US Congress Urged Not to Sabotage Iran Talks

US Congress Urged Not to Sabotage Iran Talks
US Congress Urged Not to Sabotage Iran Talks

With the November 24 target date to reach an agreement between Iran and its negotiating partners over Tehran’s nuclear program fast approaching, dozens of American NGOs have expressed “deep concern” over the US congress’s attempts to derail “final weeks of sensitive diplomacy.”

 According the American weekly magazine The Nation, thirty seven non-governmental organizations in a letter sent out to lawmakers on Thursday have expressed “deep concern with inaccurate and counterproductive rhetoric from a handful of members of congress regarding possible outcomes of the current negotiations.”  
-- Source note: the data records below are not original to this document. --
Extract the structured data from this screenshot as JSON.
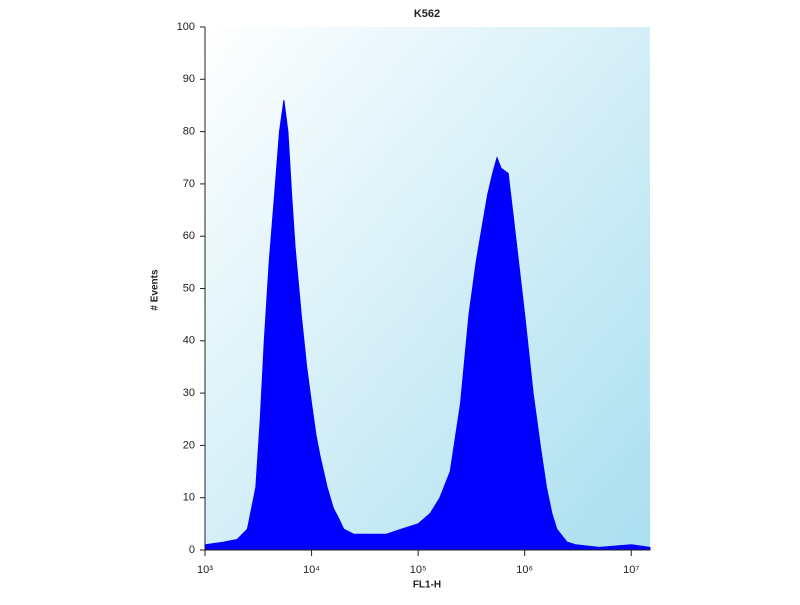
{
  "chart_data": {
    "type": "area",
    "title": "K562",
    "x_label": "FL1-H",
    "y_label": "# Events",
    "x_scale": "log",
    "color": "#0000ff",
    "x": [
      1000,
      1500,
      2000,
      2500,
      3000,
      3300,
      3600,
      4000,
      4500,
      5000,
      5500,
      6000,
      6500,
      7000,
      8000,
      9000,
      10000,
      11000,
      12000,
      14000,
      16000,
      18000,
      20000,
      25000,
      30000,
      40000,
      50000,
      70000,
      100000,
      130000,
      160000,
      200000,
      250000,
      300000,
      350000,
      400000,
      450000,
      500000,
      550000,
      600000,
      700000,
      800000,
      1000000,
      1200000,
      1400000,
      1600000,
      1800000,
      2000000,
      2500000,
      3000000,
      5000000,
      10000000,
      15000000
    ],
    "values": [
      1,
      1.5,
      2,
      4,
      12,
      25,
      40,
      55,
      68,
      80,
      86,
      80,
      68,
      58,
      45,
      35,
      28,
      22,
      18,
      12,
      8,
      6,
      4,
      3,
      3,
      3,
      3,
      4,
      5,
      7,
      10,
      15,
      28,
      45,
      55,
      62,
      68,
      72,
      75,
      73,
      72,
      62,
      45,
      30,
      20,
      12,
      7,
      4,
      1.5,
      1,
      0.5,
      1,
      0.5
    ],
    "xlim": [
      1000,
      15000000
    ],
    "ylim": [
      0,
      100
    ],
    "xticks": [
      {
        "value": 1000,
        "label": "10³"
      },
      {
        "value": 10000,
        "label": "10⁴"
      },
      {
        "value": 100000,
        "label": "10⁵"
      },
      {
        "value": 1000000,
        "label": "10⁶"
      },
      {
        "value": 10000000,
        "label": "10⁷"
      }
    ],
    "yticks": [
      0,
      10,
      20,
      30,
      40,
      50,
      60,
      70,
      80,
      90,
      100
    ]
  }
}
The New York Times reported this week that the US administration might be seeking to avoid congress by using its executive authority to roll back anti-Iran economic sanctions unilaterally, without lawmakers’ approval. The Times reported, “Many members of congress see the plan (to avoid congress vote) as an effort by the administration to freeze them out.”
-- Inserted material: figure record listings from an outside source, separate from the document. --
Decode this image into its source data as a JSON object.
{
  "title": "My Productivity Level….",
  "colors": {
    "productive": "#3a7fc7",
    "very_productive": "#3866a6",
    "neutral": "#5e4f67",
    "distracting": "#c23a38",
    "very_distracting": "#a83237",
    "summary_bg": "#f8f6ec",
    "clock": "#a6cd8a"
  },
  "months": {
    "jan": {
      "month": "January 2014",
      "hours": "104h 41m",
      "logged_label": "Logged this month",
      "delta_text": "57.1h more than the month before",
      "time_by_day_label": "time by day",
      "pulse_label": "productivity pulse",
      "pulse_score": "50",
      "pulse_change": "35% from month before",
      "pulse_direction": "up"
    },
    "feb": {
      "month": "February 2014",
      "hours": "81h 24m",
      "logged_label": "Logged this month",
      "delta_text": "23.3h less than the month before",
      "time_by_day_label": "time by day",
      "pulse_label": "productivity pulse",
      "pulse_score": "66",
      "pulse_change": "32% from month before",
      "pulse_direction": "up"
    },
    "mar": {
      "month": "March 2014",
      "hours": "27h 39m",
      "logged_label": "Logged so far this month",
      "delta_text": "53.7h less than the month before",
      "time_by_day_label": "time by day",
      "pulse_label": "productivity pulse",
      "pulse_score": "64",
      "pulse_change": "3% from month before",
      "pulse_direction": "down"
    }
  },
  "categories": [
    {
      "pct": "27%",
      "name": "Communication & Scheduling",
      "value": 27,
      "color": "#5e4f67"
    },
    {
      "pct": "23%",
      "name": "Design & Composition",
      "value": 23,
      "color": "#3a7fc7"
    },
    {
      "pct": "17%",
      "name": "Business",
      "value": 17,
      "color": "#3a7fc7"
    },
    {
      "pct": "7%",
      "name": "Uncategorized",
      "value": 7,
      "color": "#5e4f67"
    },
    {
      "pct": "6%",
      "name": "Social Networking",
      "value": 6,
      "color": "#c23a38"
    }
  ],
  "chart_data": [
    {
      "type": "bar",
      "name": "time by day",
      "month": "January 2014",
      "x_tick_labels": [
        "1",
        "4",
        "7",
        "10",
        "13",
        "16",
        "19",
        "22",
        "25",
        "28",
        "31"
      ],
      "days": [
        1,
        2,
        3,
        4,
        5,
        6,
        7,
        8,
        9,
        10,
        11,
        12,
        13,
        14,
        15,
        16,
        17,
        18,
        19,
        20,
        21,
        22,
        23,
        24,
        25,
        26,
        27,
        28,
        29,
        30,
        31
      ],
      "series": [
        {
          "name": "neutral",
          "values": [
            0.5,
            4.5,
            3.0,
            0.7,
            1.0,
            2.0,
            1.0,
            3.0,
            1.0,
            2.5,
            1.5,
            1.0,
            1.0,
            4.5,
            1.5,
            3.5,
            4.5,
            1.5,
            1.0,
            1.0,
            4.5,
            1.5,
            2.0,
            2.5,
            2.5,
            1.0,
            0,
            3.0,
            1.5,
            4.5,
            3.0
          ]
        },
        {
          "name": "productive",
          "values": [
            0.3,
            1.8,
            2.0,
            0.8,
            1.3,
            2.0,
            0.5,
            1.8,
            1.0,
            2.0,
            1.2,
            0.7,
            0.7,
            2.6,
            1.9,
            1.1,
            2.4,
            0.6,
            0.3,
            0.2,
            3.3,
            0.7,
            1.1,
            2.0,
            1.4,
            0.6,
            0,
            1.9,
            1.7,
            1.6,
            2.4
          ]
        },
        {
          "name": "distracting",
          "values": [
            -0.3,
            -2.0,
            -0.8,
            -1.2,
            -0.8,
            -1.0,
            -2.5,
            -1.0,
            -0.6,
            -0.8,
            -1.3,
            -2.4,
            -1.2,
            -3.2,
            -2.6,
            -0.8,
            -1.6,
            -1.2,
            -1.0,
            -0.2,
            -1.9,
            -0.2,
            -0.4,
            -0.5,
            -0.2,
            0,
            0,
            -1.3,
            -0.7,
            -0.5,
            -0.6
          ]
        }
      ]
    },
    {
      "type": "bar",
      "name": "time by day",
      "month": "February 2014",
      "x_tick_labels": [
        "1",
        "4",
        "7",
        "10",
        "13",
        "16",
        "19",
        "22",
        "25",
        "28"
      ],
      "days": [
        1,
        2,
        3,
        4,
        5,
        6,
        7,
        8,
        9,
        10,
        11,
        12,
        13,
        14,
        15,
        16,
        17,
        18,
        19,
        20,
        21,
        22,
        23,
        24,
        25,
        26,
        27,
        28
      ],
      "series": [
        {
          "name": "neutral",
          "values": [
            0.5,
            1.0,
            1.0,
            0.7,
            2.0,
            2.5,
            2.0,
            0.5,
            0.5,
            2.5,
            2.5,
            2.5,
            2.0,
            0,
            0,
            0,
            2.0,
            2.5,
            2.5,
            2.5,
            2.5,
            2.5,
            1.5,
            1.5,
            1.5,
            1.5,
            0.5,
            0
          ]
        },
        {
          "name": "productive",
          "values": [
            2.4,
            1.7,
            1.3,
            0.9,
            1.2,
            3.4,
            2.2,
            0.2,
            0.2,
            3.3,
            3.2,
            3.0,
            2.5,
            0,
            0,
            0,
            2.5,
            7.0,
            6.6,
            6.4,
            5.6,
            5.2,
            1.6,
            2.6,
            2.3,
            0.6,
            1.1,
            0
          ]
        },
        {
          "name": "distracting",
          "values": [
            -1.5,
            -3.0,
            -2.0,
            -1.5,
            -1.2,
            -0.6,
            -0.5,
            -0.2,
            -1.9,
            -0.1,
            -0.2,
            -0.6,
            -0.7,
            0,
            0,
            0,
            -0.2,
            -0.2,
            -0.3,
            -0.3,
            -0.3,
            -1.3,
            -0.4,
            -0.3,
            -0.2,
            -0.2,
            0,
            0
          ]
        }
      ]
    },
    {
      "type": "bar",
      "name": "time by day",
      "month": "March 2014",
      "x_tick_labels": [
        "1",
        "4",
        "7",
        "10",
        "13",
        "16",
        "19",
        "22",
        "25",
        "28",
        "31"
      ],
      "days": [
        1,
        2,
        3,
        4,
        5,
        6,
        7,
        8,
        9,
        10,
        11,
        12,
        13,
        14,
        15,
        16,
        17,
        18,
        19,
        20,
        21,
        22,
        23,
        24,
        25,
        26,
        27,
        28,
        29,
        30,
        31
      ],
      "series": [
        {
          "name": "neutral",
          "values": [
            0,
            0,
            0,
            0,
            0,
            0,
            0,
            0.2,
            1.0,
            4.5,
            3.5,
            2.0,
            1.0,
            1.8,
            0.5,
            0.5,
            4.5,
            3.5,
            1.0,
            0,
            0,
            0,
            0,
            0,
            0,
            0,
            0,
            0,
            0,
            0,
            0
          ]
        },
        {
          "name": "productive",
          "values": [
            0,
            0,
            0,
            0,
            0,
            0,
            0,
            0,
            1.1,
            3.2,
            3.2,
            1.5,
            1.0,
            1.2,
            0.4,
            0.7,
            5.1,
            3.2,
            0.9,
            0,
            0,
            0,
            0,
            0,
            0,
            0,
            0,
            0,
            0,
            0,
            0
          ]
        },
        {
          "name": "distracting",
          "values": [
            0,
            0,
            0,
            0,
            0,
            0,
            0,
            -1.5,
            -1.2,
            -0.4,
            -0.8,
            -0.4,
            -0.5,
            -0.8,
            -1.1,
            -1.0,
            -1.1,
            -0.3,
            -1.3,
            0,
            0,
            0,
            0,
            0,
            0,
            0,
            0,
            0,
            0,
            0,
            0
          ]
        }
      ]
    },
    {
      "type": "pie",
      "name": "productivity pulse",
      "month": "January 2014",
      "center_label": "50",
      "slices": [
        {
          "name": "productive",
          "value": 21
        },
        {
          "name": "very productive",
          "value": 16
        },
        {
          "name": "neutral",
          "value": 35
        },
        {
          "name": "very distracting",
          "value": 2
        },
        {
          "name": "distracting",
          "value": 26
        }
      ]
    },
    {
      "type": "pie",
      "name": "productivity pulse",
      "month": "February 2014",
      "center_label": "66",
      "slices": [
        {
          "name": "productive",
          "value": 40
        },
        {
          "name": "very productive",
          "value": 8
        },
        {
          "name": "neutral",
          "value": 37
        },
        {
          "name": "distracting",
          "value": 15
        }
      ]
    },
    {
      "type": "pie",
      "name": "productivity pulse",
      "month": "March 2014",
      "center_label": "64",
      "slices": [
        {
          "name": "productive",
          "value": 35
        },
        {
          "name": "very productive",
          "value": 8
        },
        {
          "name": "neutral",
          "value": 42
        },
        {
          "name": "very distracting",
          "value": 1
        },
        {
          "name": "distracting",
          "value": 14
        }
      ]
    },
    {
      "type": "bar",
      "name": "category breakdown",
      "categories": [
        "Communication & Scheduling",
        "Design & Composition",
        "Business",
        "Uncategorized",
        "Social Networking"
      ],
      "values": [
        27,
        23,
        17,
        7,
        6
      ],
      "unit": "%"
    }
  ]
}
Elsewhere, the paper added that some Israeli officials also see a congressional vote “as the best way to constrain the kind of deal that Mr. Obama might strike.” In response, administration officials quickly dismissed the report. US Secretary of State John Kerry said on Wednesday, “The Obama administration planned to fully consult congress about ongoing negotiations with Iran over its nuclear program.”          

Among the signatories of the letter are the Center for Arms Control and Non-Proliferation, J Street,, the National Iranian American Council, Progressive Democrats of America, the United Methodist Church, and VoteVets

The organizations lamented “irresponsible threats to oppose any comprehensive agreement limiting Iran’s nuclear program that initially suspends US sanctions on Iran through lawful executive action.”
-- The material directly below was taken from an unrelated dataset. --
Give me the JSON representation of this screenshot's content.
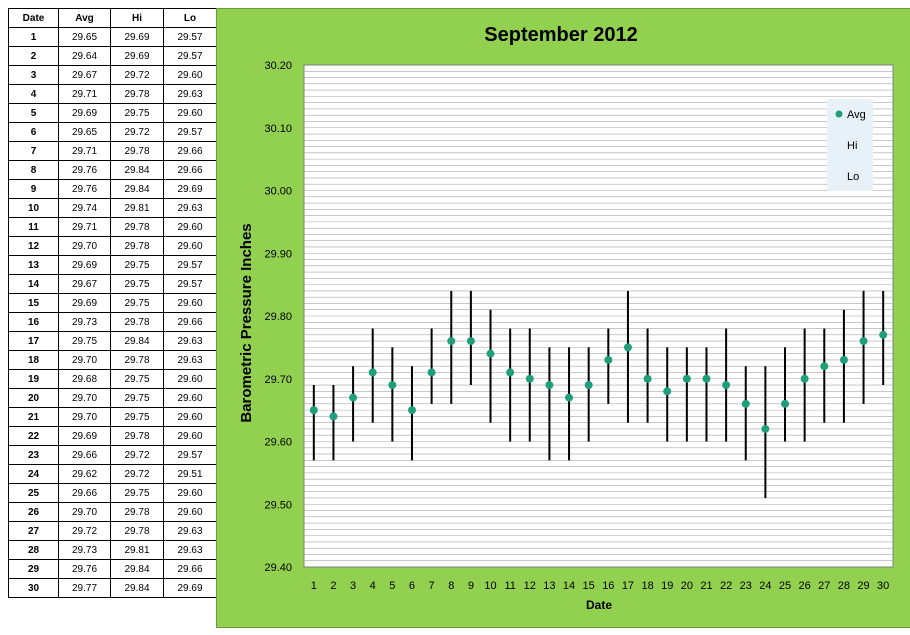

Iran and the major powers have set a November 24 target date to build on an interim nuclear accord they reached in Geneva last November to hammer out a long-term settlement to the nuclear dispute, which has dragged on for over a decade.  

The two sides said the most recent round of high-level nuclear talks in the Austrian capital Vienna made “some progress”, but major differences on various issues remain to be resolved. The future scope of Iran’s nuclear enrichment capacity, the mechanism and speed of lifting sanctions, the duration of the final deal, the Arak heavy-water reactor, and the underground fordo enrichment facility are the main stumbling blocks in the talks.